The past half-century has been amazing for highly educated women. For them, professional success is the new normality. True, only a small number of FTSE 100 companies have female chief executives. But in the rich countries’ club of the OECD, half of the well-paid professional and managerial “class 1” jobs are now held by women. And women are a growing majority of university students.
It is a victory over historic discrimination. But it also means that the female elite is increasingly different from other women. Class trumps gender. And inequality among women is rising much faster than inequality among men.

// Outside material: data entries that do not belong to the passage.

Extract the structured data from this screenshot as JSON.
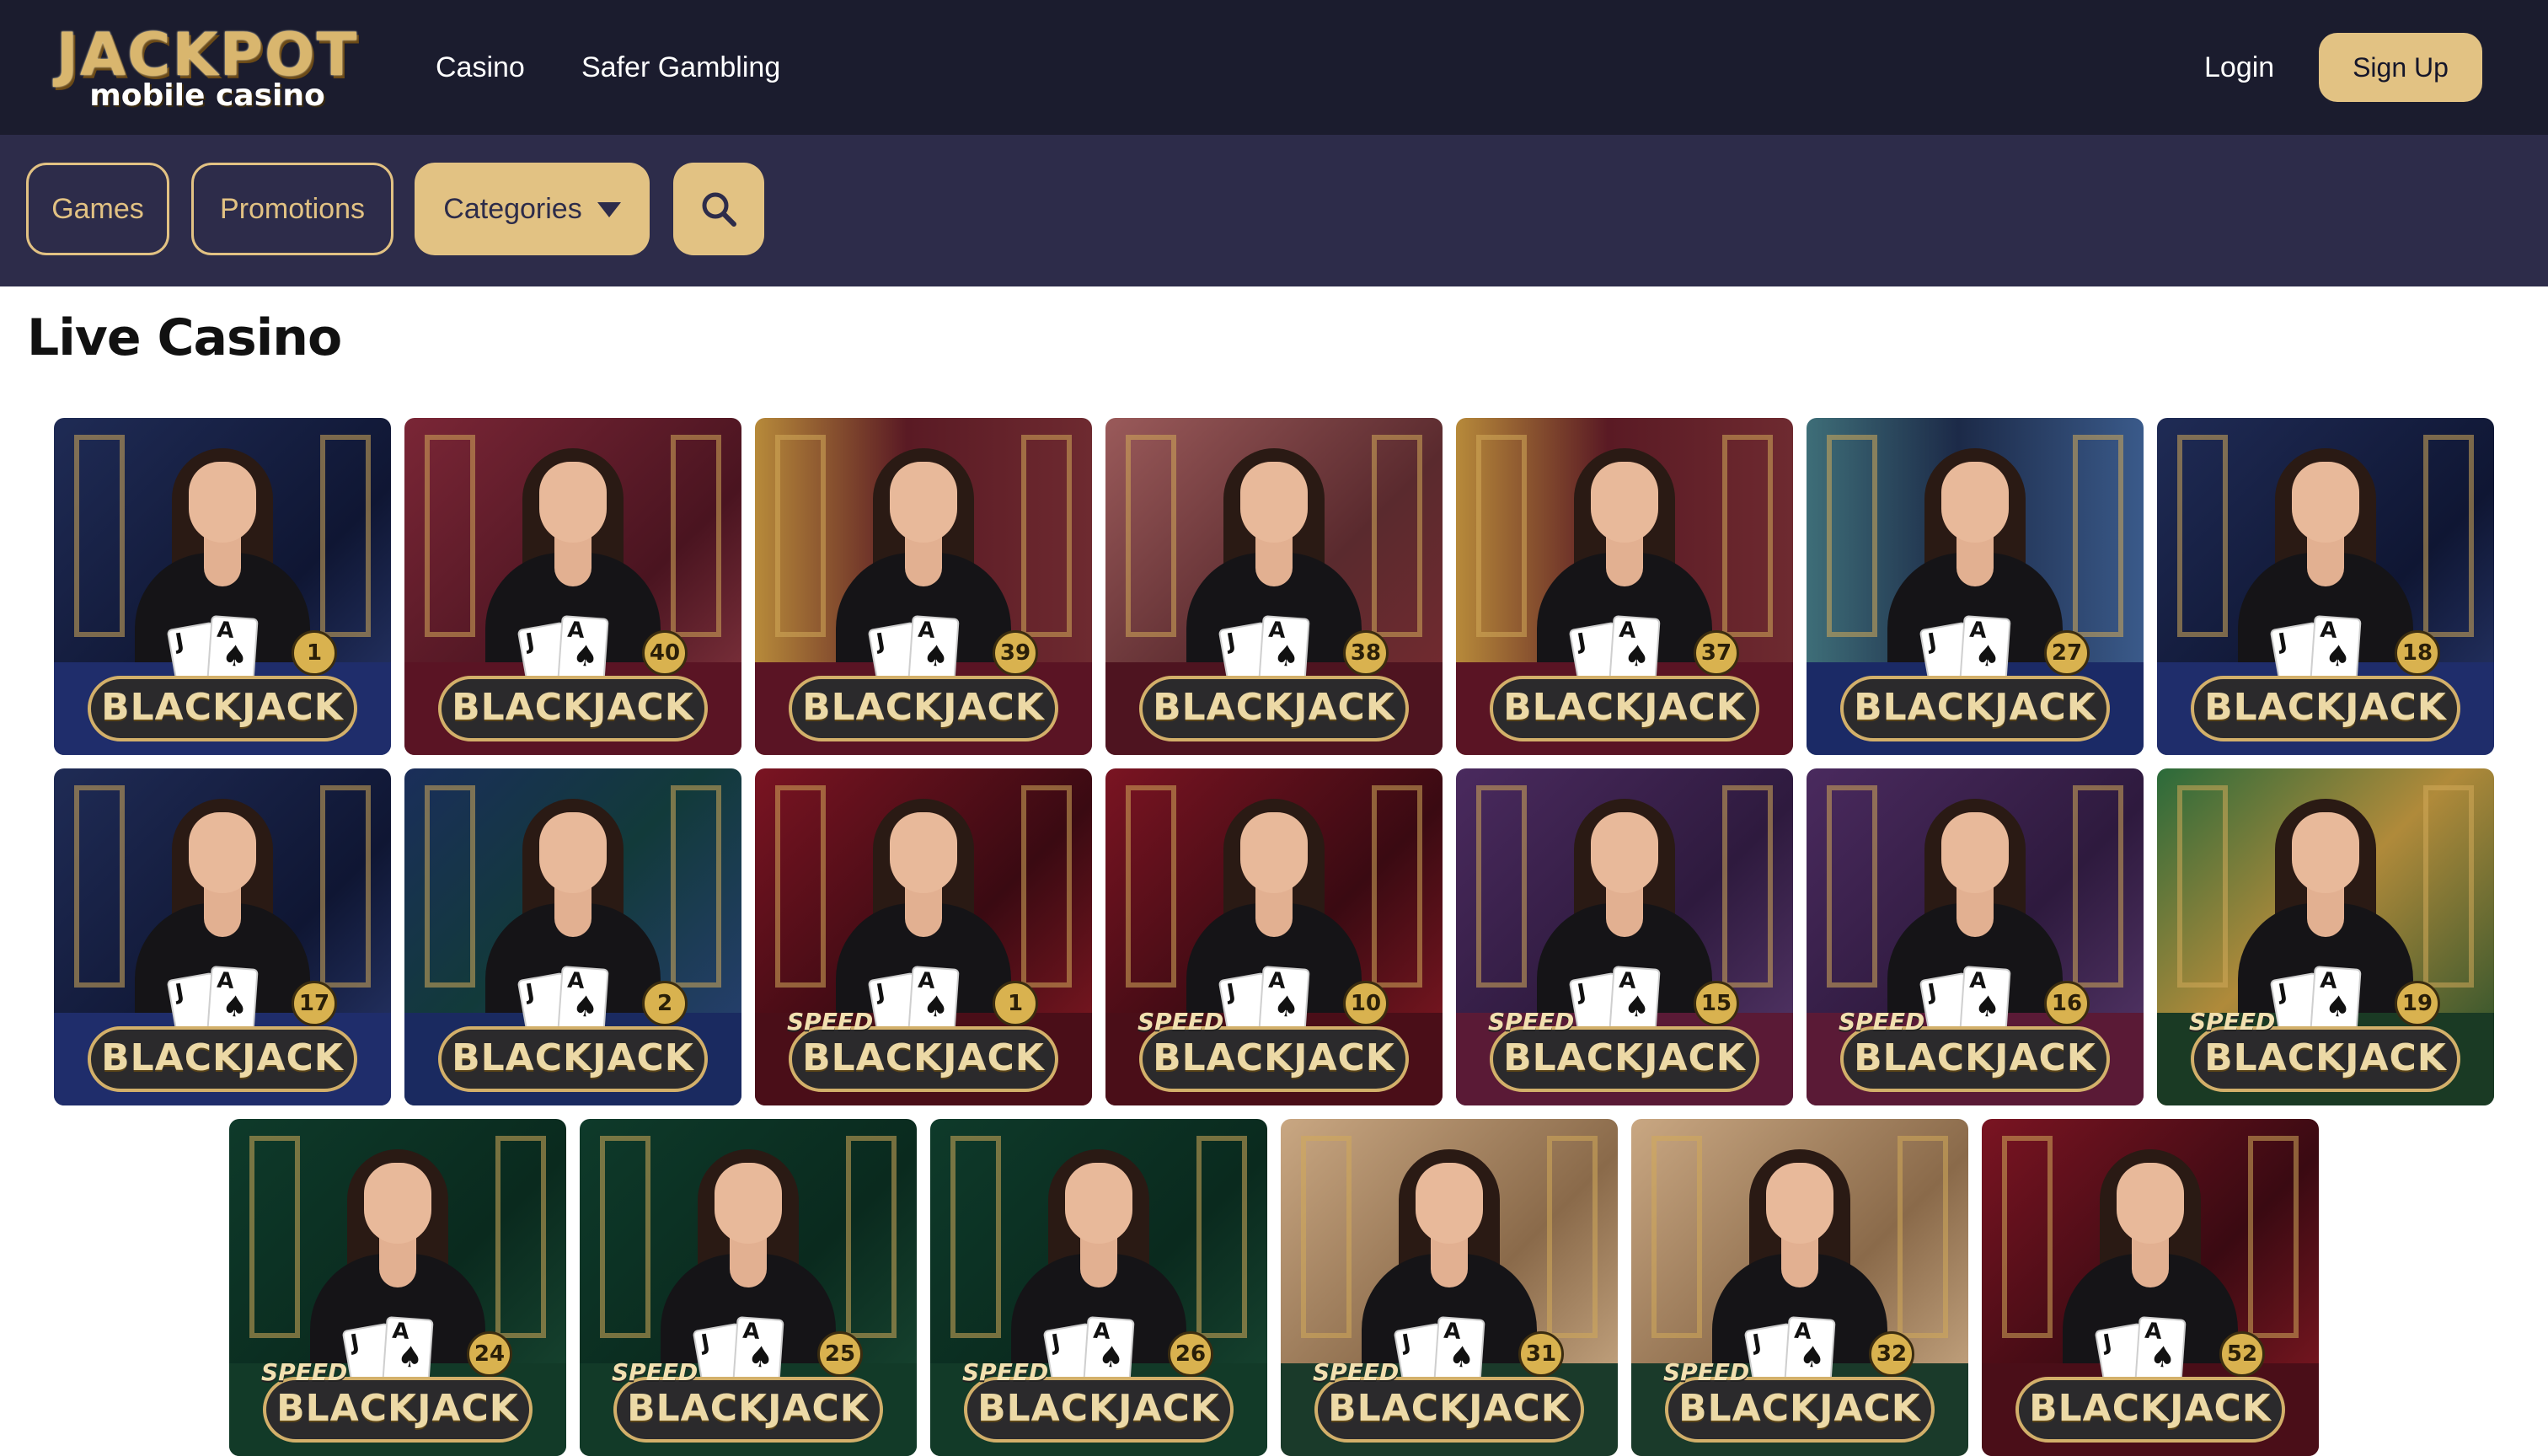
{
  "header": {
    "logo": {
      "word": "JACKPOT",
      "sub": "mobile casino"
    },
    "nav": [
      {
        "id": "casino",
        "label": "Casino"
      },
      {
        "id": "safer",
        "label": "Safer Gambling"
      }
    ],
    "login_label": "Login",
    "signup_label": "Sign Up"
  },
  "subnav": {
    "games_label": "Games",
    "promotions_label": "Promotions",
    "categories_label": "Categories",
    "search_icon": "search-icon"
  },
  "section": {
    "title": "Live Casino"
  },
  "colors": {
    "header_bg": "#1b1c2e",
    "subnav_bg": "#2d2c4a",
    "accent_gold": "#e2c283"
  },
  "tiles": [
    {
      "title": "BLACKJACK",
      "number": "1",
      "speed": false,
      "theme": "navy"
    },
    {
      "title": "BLACKJACK",
      "number": "40",
      "speed": false,
      "theme": "wine"
    },
    {
      "title": "BLACKJACK",
      "number": "39",
      "speed": false,
      "theme": "gold"
    },
    {
      "title": "BLACKJACK",
      "number": "38",
      "speed": false,
      "theme": "rose"
    },
    {
      "title": "BLACKJACK",
      "number": "37",
      "speed": false,
      "theme": "gold"
    },
    {
      "title": "BLACKJACK",
      "number": "27",
      "speed": false,
      "theme": "teal"
    },
    {
      "title": "BLACKJACK",
      "number": "18",
      "speed": false,
      "theme": "navy"
    },
    {
      "title": "BLACKJACK",
      "number": "17",
      "speed": false,
      "theme": "navy"
    },
    {
      "title": "BLACKJACK",
      "number": "2",
      "speed": false,
      "theme": "blue"
    },
    {
      "title": "BLACKJACK",
      "number": "1",
      "speed": true,
      "label": "SPEED",
      "theme": "red"
    },
    {
      "title": "BLACKJACK",
      "number": "10",
      "speed": true,
      "label": "SPEED",
      "theme": "red"
    },
    {
      "title": "BLACKJACK",
      "number": "15",
      "speed": true,
      "label": "SPEED",
      "theme": "purple"
    },
    {
      "title": "BLACKJACK",
      "number": "16",
      "speed": true,
      "label": "SPEED",
      "theme": "purple"
    },
    {
      "title": "BLACKJACK",
      "number": "19",
      "speed": true,
      "label": "SPEED",
      "theme": "emerald"
    },
    {
      "title": "BLACKJACK",
      "number": "24",
      "speed": true,
      "label": "SPEED",
      "theme": "green"
    },
    {
      "title": "BLACKJACK",
      "number": "25",
      "speed": true,
      "label": "SPEED",
      "theme": "green"
    },
    {
      "title": "BLACKJACK",
      "number": "26",
      "speed": true,
      "label": "SPEED",
      "theme": "green"
    },
    {
      "title": "BLACKJACK",
      "number": "31",
      "speed": true,
      "label": "SPEED",
      "theme": "beige"
    },
    {
      "title": "BLACKJACK",
      "number": "32",
      "speed": true,
      "label": "SPEED",
      "theme": "beige"
    },
    {
      "title": "BLACKJACK",
      "number": "52",
      "speed": false,
      "theme": "red"
    }
  ]
}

That is partly because successful women started from behind. When many careers were barred to women, their earnings were more equal. As doors opened, some women’s earnings pulled away. But there is another reason too. Modern elites depend on cheap labour. Elites always have done, and this hasn’t changed just because the elites are now co-ed. Once, successful men were catered for by female servants, and by their full-time wives. Those wives are now out there carving their own careers. But the female servants are still very much in place. Some of them are inside the home, but many are outside.
Today, we employ huge numbers of nannies and cleaners. We also employ millions and millions of nursery assistants, care assistants, dishwashers and housekeepers – armies of women doing traditional female tasks. Nurseries and care homes are big sectors, and we outsource most of what we once did in kitchens at home: fewer and fewer meals are prepared at home. Workers in these sectors are low-paid. They are part of the 24/7 service economy which underpins professional lives. They are also overwhelmingly female. “Sisterhood” is dead. Different women have very different lives, and interests.
But I wish that feminist voices spent more time speaking about the millions of low-paid female employees on whom elite lives depend, and less about boardrooms and Westminster. And that as the general election approaches, politicians seeking women’s votes would pay more attention to all women’s lives, and not just the view from the female summit.